Claudio Fermín, inclinado al bien y a la modernidad, alcalde en tiempo de aires favorables, me impuso una condecoración y mientras colocaba la banda tricolor me dio a conocer, en susurros, quién era yo; y yo me decía a mí mismo que aquel honorable compatriota podía ser un buen presidente. Algunos años más tarde lo vi arrastrarse a los pies del tirano usurpador esperando quizás la dádiva de que pensara en él si llegase el momento de abandonar Miraflores. Se lanzó como candidato en Barinas y quedó empantanado. ¿Qué le ocurrió? ¿Qué hizo que se lanzara a la ciénaga de las iniquidades? Hay quienes siguen su ejemplo y se envenenan a sí mismos. He perdido amigos de largos años que jamás creí que cruzarían la calle para confundirse con el oprobio y la mediocridad que rige al país convertido en escombros institucionales.

Coincidí en el restaurante de un hotel merideño, en hora de desayuno, y compartí la mesa con uno de esos compatriotas. Éramos amigos desde los tiempos del presidente Medina Angarita y a pesar de nuestras posteriores diferencias políticas manteníamos cierta cordialidad en el trato. Él resultó ser un chavista enardecido y yo un caminante de paso ligero sin ninguna abrumadora ideología que me impidiera ver al mundo. Al mencionar a Medina Angarita vi pasar en mi imaginación en aquel amplio comedor, sin que cambiaran sus aspectos físicos ni su manera de vestir, a los venezolanos que pusieron cara de disgusto cuando la funesta unión cívica militar nos precipitó al abismo el 18 de octubre de 1945 empujados por un oscuro coronel y su absurda doctrina del Nuevo Ideal Nacional. Yo también aspiraba a salir de los atolladeros de un país que hacía esfuerzos por no respirar más los cenagosos olores del gomecismo.

Mirando desayunar a mi antiguo amigo pensé que nunca ha quedado clara la participación de Acción Democrática cuando se asoció con los militares para ir en contra de un gobierno legítimo y electoralmente electo.

Yo tenía 14 años, pero mis hermanos urredistas o copeyanos opinaban que aquellos compromisos entre civiles y militares nunca auspician nada provechoso.

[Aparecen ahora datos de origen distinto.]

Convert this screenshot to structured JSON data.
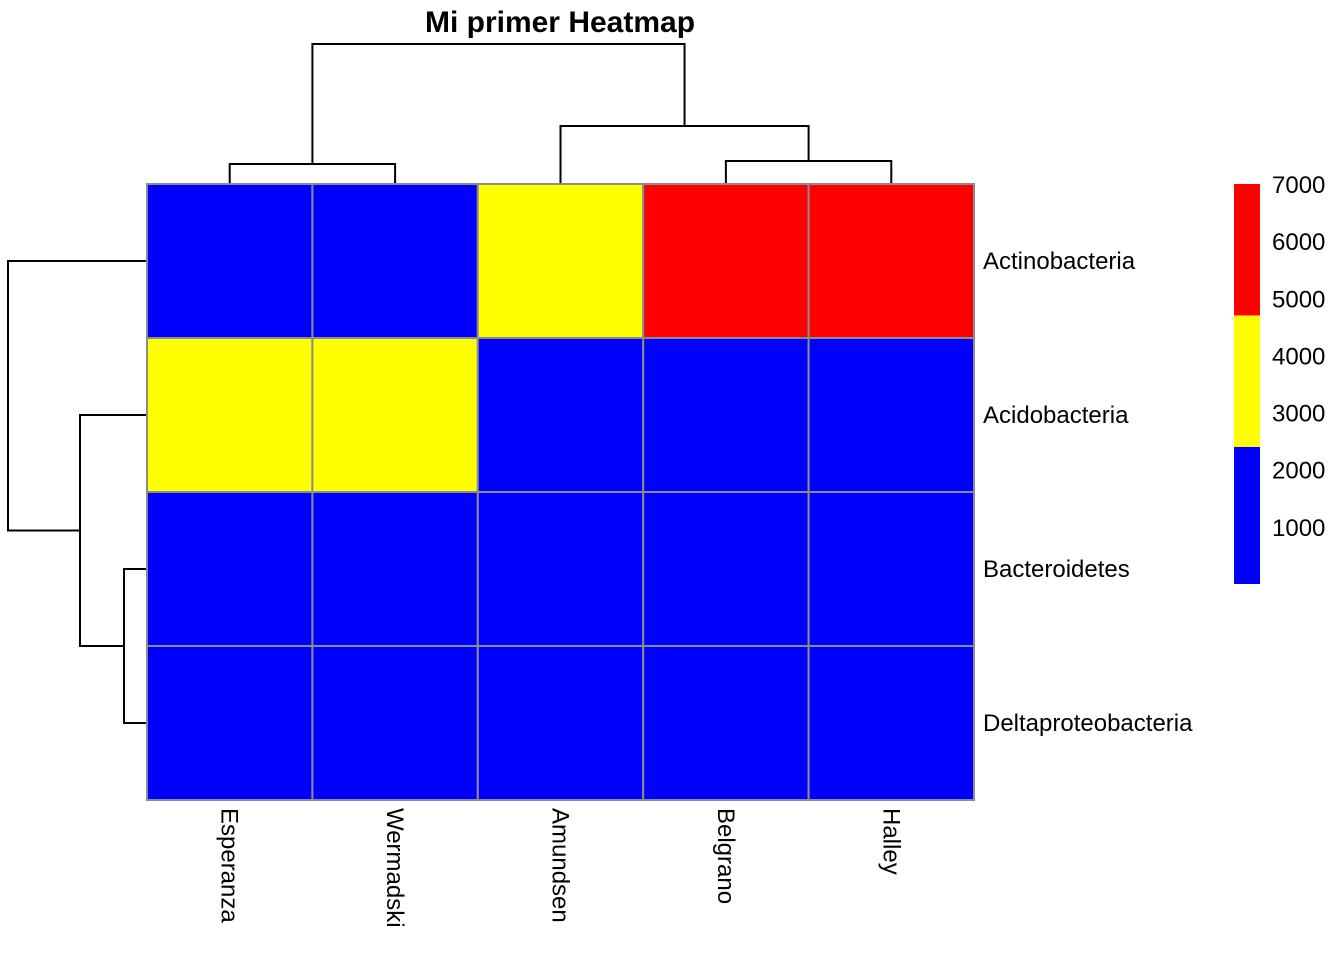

Mis hermanos alimentaban, sin embargo, cierto recelo hacia Medina porque toleraba a los comunistas, pero Medina no podía oponerse a los comunistas porque eran tiempos de guerra y Washington y Moscú se daban la mano. Venezuela se ahogaba en petróleo y Nelson Rockefeller visitaba al grupo escolar Gran Colombia regalando medias tobilleras a las chicas. Yo fui amigo de ruta de la Juventud Comunista, pero a mi examigo del comedor se le encendieron la venas «¡Sigo siendo comunista, me dijo con voz altiva mientras untaba nata a una arepita.»¡Y me gusta serlo!  Por eso no me molesta para nada seguir a Hugo Chávez hasta donde vaya, porque la muna, la platica va con él!». Creo que eso fue lo que iluminó al alcalde que me condecoró. Al parecer, la ambición y el dinero es lo que mueve al mundo político venezolano. De pronto escuché a mi examigo chavista decir: «Y ahora vamos contra la universidad!». Me levanté, tiré la servilleta de tela sobre la mesa y le dije: «¡Eres un ser peligroso!».  ¡Abandoné el lugar y lo dejé solo poniéndole nata a sus arepitas!